Issue:Â The V-22 is susceptible to Vortex Ring State
Every rotorcraft is susceptible to Vortex Ring State (VRS).
It can occur at very low forward airspeed and very high rates of descent (less
than 40 knots and greater than 800 feet per minute rate of descent). Flight
restrictions prohibit operations in this regime for the V-22 and all
rotorcraft. Based on test data, current restrictions are very conservative and
provide a very large margin for safety. These "restrictions" are part of the
normal flight envelope as developed in the initial flight test. Follow-on High
Rate of Descent (HROD) testing is approximately 40 percent complete and is
expected to conclude during CY 02.
Issue: The V-22 cannot operate in icing conditions.
The V-22 has been successfully tested in artificial icing
conditions behind a KC-135 tanker spray rig in airplane mode and behind a CH-47
helicopter icing spray rig in helicopter mode. The weather became too warm to
continue the test once. Natural testing is planned for this coming winter.
Issue: The V-22 Osprey is unable to fulfill Marine Corps
requirements.
The aircraft can fly faster further, and with a greater
payload than the requirements laid out in the Operational Requirements Document
(ORD). The aircraft can and has carried 24 combat loaded Marines. Production
representative Osprey aircraft carried an external load, which was 1700 lbs
more than the ORD requirement. The Osprey also demonstrated the ability to
self-deploy 2100 nm, four hours faster than the ORD requirement. The
COMOPTEVFOR report cited 11 enhancing characteristics of the V-22, all of which
are unattainable using helicopter technology. The director of operational test
and evaluation stated in the beyond low rate initial production report, "In the
planning and execution of missions, these three improved characteristics of
range, speed, and payload can be interchanged and utilized in countless ways.
Together they provide a major step ahead in tactical flexibility." The
capability to self-deploy will provide the tactical commander flexibility in
combat never before experienced." This is a tough airplane - nothing fragile
about it - designed to be survivable in combat.
Issue: The V-22 is unaffordable and there are cheaper alternatives.

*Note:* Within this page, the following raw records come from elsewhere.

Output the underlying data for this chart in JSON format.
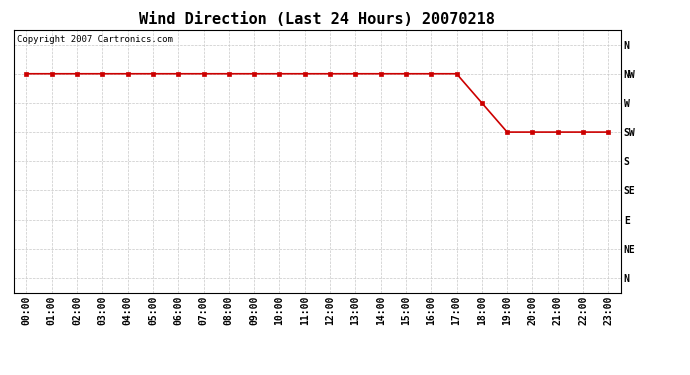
{
  "title": "Wind Direction (Last 24 Hours) 20070218",
  "copyright_text": "Copyright 2007 Cartronics.com",
  "line_color": "#cc0000",
  "marker": "s",
  "marker_size": 3,
  "marker_color": "#cc0000",
  "background_color": "#ffffff",
  "grid_color": "#c8c8c8",
  "x_labels": [
    "00:00",
    "01:00",
    "02:00",
    "03:00",
    "04:00",
    "05:00",
    "06:00",
    "07:00",
    "08:00",
    "09:00",
    "10:00",
    "11:00",
    "12:00",
    "13:00",
    "14:00",
    "15:00",
    "16:00",
    "17:00",
    "18:00",
    "19:00",
    "20:00",
    "21:00",
    "22:00",
    "23:00"
  ],
  "y_labels": [
    "N",
    "NW",
    "W",
    "SW",
    "S",
    "SE",
    "E",
    "NE",
    "N"
  ],
  "y_values": [
    8,
    7,
    6,
    5,
    4,
    3,
    2,
    1,
    0
  ],
  "wind_data_hours": [
    0,
    1,
    2,
    3,
    4,
    5,
    6,
    7,
    8,
    9,
    10,
    11,
    12,
    13,
    14,
    15,
    16,
    17,
    18,
    19,
    20,
    21,
    22,
    23
  ],
  "wind_data_dirs": [
    7,
    7,
    7,
    7,
    7,
    7,
    7,
    7,
    7,
    7,
    7,
    7,
    7,
    7,
    7,
    7,
    7,
    7,
    6,
    5,
    5,
    5,
    5,
    5
  ],
  "title_fontsize": 11,
  "tick_fontsize": 7,
  "copyright_fontsize": 6.5,
  "fig_width": 6.9,
  "fig_height": 3.75,
  "fig_dpi": 100
}
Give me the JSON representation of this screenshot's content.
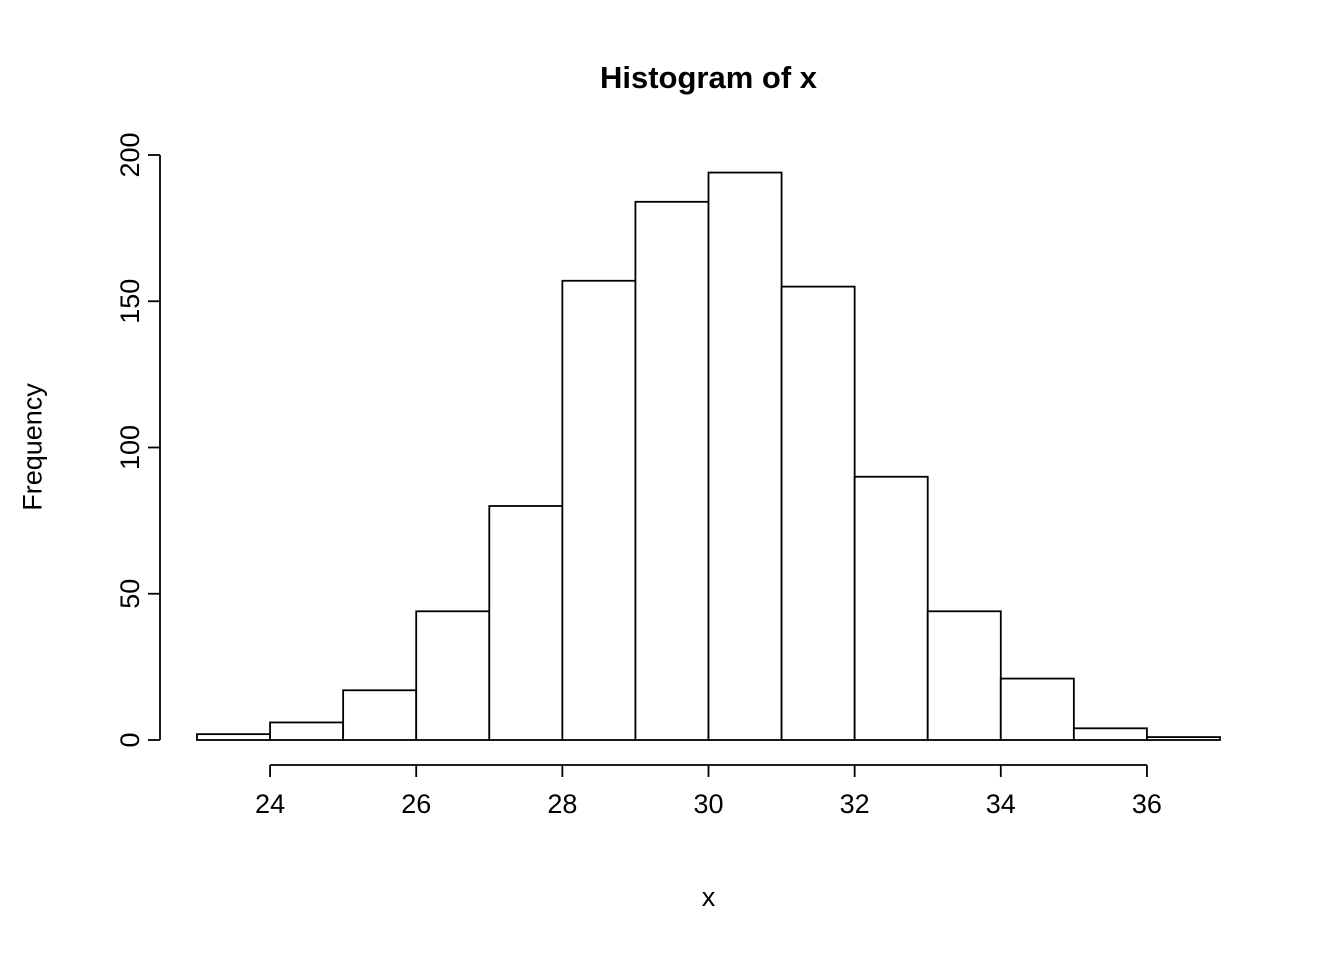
{
  "chart_data": {
    "type": "bar",
    "subtype": "histogram",
    "title": "Histogram of x",
    "xlabel": "x",
    "ylabel": "Frequency",
    "bin_edges": [
      23,
      24,
      25,
      26,
      27,
      28,
      29,
      30,
      31,
      32,
      33,
      34,
      35,
      36,
      37
    ],
    "values": [
      2,
      6,
      17,
      44,
      80,
      157,
      184,
      194,
      155,
      90,
      44,
      21,
      4,
      1
    ],
    "x_ticks": [
      24,
      26,
      28,
      30,
      32,
      34,
      36
    ],
    "y_ticks": [
      0,
      50,
      100,
      150,
      200
    ],
    "xlim": [
      23,
      37
    ],
    "ylim": [
      0,
      200
    ],
    "grid": false,
    "legend": "none",
    "bar_fill": "#ffffff",
    "bar_stroke": "#000000",
    "axis_color": "#000000",
    "background": "#ffffff"
  }
}
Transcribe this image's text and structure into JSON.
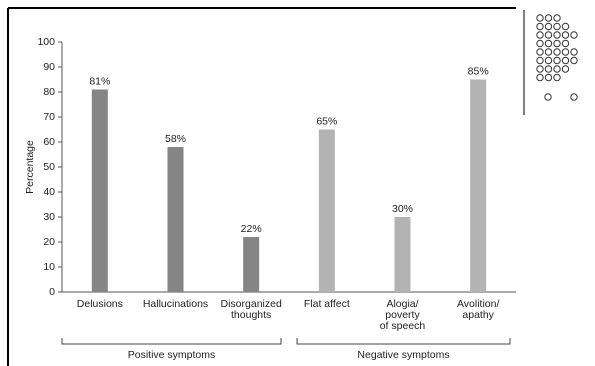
{
  "chart_data": {
    "type": "bar",
    "y_label": "Percentage",
    "categories": [
      [
        "Delusions"
      ],
      [
        "Hallucinations"
      ],
      [
        "Disorganized",
        "thoughts"
      ],
      [
        "Flat affect"
      ],
      [
        "Alogia/",
        "poverty",
        "of speech"
      ],
      [
        "Avolition/",
        "apathy"
      ]
    ],
    "series": [
      {
        "name": "Positive symptoms",
        "color": "#858585",
        "values": [
          81,
          58,
          22,
          null,
          null,
          null
        ],
        "value_labels": [
          "81%",
          "58%",
          "22%",
          null,
          null,
          null
        ]
      },
      {
        "name": "Negative symptoms",
        "color": "#b3b3b3",
        "values": [
          null,
          null,
          null,
          65,
          30,
          85
        ],
        "value_labels": [
          null,
          null,
          null,
          "65%",
          "30%",
          "85%"
        ]
      }
    ],
    "ylim": [
      0,
      100
    ],
    "yticks": [
      0,
      10,
      20,
      30,
      40,
      50,
      60,
      70,
      80,
      90,
      100
    ]
  }
}
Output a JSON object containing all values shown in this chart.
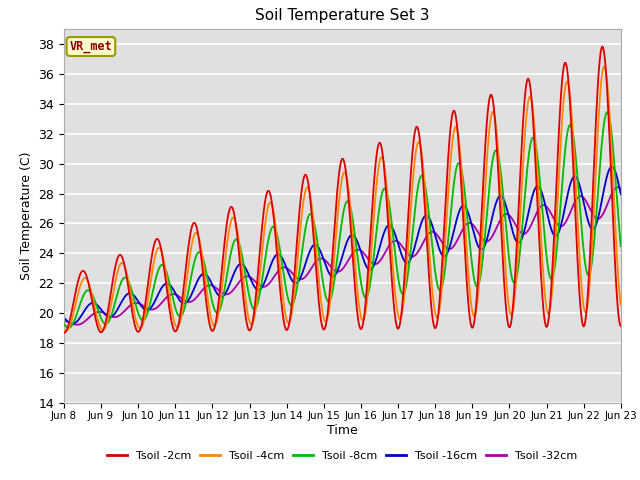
{
  "title": "Soil Temperature Set 3",
  "xlabel": "Time",
  "ylabel": "Soil Temperature (C)",
  "ylim": [
    14,
    39
  ],
  "yticks": [
    14,
    16,
    18,
    20,
    22,
    24,
    26,
    28,
    30,
    32,
    34,
    36,
    38
  ],
  "bg_color": "#e0e0e0",
  "fig_color": "#ffffff",
  "annotation_text": "VR_met",
  "annotation_bg": "#ffffcc",
  "annotation_border": "#999900",
  "annotation_text_color": "#8B0000",
  "series_colors": [
    "#dd0000",
    "#ff8800",
    "#00bb00",
    "#0000cc",
    "#aa00aa"
  ],
  "series_labels": [
    "Tsoil -2cm",
    "Tsoil -4cm",
    "Tsoil -8cm",
    "Tsoil -16cm",
    "Tsoil -32cm"
  ],
  "n_points": 720,
  "x_start": 8.0,
  "x_end": 23.0,
  "xtick_positions": [
    8,
    9,
    10,
    11,
    12,
    13,
    14,
    15,
    16,
    17,
    18,
    19,
    20,
    21,
    22,
    23
  ],
  "xtick_labels": [
    "Jun 8",
    "Jun 9",
    "Jun 10",
    "Jun 11",
    "Jun 12",
    "Jun 13",
    "Jun 14",
    "Jun 15",
    "Jun 16",
    "Jun 17",
    "Jun 18",
    "Jun 19",
    "Jun 20",
    "Jun 21",
    "Jun 22",
    "Jun 23"
  ]
}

As far as "cheaper alternatives," 17 separate Cost and
Operational Effectiveness Analyses (COEAs), Analyses of Alternatives (AoAs) and
studies indicated that no helicopter, or mix of helicopters, could meet either
the Marine Corps' Operational Maneuver from the Sea (OMFTS) mission or the
Special Operations Forces (SOF) mission. They all said that the V-22 was the
most cost effective solution. I believe the so-called alternatives also risk more
lives of marines, special operation forces and the people they are to protect
or rescue. They simply cannot do the mission. Why would anyone even suggest
that they continue to do this mission with the limitations of yesterday's
helicopter technology? V-22 is the most cost-effective solution.
In 17 separate COEA studies conducted by the U.S.
government, the V-22 came out the number-one solution. Tiltrotor technology has
not been the cause of either of the mishaps last year (April or December.)Â Any
loss of life is a tragedy in peacetime. However, history tells us that every
new program has gone through pain. Over time we learn about the aircraft and
how to utilize it. In 2001, two separate independent investigative bodies, the
Secretary of Defense's Blue Ribbon Panel (independent review panel) and the
National Aeronautics and Space Administration (NASA) completed exhaustive
studies into tiltrotor technology. Both organizations, comprised of the world's
leading aerospace engineers, declared tiltrotor technology to be sound. The
team believes in this technology. It will be good for the nation in civilian
roles as well as the military.
Robert R. Leder is communications director for the V-22
Joint Program Office at NAS Patuxent River, MD.